Pennyghael Community Hall is a tall-roofed building.
Pennycross School, of square pink granite, dates to 1872.
There is a stone cross monument located about 80 m north of Pennyghael House. Known as the Crois an Ollaimh, it is rough-cut and of Latin type.

The white building, Smithy House (also The Old Smithy), is used as a guest house. The early 19th century Kinloch Hotel, a three bay gabled inn, lies 3 km to the northeast. Also nearby is the Pennyghael Hotel, to the south of the Island Mul, noted as a "delightful, six-room country hotel set in a 17th-century farmhouse near the head of Loch Scridain, about halfway between Craignure and Fionnphort;" all rooms have views of Loch Scridain or Ben More, and two rooms provide views of white tailed eagle nest also. The restaurant in the hotel serves dishes of crab, mussels, pork and Tobermory cheeses. The now abandoned Pennyghael Lodge was built in the 18th century, extended 1816–19, and expanded in the 1920s, while the circa early 19th century Rossal Farm is a two-storey building which had restoration work in the 1980s. The nearby Carsaig Estate and surrounding area was the location for the film The Silent Storm.

==Fauna==
The estate is noted for its two families of otters (on the northern shore) and a seal colony on the reef of Killunaig. Also seen here are red deer (in the moors), peregrine falcons, sea and golden eagles, ravens, hen harriers, wild goats, and others.

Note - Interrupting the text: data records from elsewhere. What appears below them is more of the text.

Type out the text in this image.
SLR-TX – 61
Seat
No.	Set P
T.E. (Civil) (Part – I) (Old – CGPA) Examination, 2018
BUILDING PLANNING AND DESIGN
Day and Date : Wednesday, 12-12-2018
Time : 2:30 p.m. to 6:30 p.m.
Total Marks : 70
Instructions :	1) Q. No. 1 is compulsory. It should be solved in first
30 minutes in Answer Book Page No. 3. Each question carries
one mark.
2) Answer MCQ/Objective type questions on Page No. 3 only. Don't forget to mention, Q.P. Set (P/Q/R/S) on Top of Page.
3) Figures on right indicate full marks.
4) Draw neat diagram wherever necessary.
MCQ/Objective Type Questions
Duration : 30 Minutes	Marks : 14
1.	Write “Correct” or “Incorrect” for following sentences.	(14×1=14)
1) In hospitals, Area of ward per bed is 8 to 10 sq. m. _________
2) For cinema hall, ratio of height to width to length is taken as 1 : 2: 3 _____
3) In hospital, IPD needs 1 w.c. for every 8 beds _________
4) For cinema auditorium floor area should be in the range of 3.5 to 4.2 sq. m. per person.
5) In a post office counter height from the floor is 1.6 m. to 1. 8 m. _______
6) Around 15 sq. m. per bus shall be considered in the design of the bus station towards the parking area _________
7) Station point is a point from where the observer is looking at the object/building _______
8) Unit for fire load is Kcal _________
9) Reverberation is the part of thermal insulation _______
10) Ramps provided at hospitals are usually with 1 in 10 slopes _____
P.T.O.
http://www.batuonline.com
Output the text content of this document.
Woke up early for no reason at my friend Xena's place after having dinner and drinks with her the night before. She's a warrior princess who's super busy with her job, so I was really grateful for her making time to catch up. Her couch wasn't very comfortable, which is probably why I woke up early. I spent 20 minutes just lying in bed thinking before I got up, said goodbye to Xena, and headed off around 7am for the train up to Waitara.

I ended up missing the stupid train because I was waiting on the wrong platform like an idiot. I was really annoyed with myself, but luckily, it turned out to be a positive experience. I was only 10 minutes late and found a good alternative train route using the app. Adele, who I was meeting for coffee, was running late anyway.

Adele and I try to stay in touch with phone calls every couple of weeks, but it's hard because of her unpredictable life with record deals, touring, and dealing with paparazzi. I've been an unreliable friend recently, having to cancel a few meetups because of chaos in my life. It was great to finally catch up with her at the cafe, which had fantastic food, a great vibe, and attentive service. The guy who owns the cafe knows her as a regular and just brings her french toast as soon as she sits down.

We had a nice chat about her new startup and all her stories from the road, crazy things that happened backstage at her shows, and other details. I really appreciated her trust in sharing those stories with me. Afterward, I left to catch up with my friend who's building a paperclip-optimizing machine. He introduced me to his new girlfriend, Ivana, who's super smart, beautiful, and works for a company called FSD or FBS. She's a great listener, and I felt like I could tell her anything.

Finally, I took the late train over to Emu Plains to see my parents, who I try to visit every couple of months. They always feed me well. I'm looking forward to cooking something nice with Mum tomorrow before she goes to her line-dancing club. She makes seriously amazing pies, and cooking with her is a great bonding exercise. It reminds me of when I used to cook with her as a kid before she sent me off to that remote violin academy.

Avifauna species recorded in Pennyghael and in the surrounding region are: meadow pipits, and rock pipits, northern wheatears; seabirds such great black-backed gull, lesser black-backed gull, common gulls, northern gannets, shearwaters; raptors, buzzards, and golden eagles on the Carsaig hills; the Loch has eider, black guillemot, common guillemot, black-throated divers, red-throated divers, great-northern divers and also otters; common redstart, common chaffinch, European greenfinch, common blackbirds and many species of woodland birds; shore birds oystercatcher, curlew and many species of gull near Burg and Tiroran; barn swallows near often barns and outbuildings; common sandpiper, eider ducks, northern lapwing, and common whitethroat around the Loch; species seen in the Loch Beg are European oystercatcher, Eurasian curlew, and many water birds, redshank and common ringed plover; and in the forested areas eared owls are also recorded.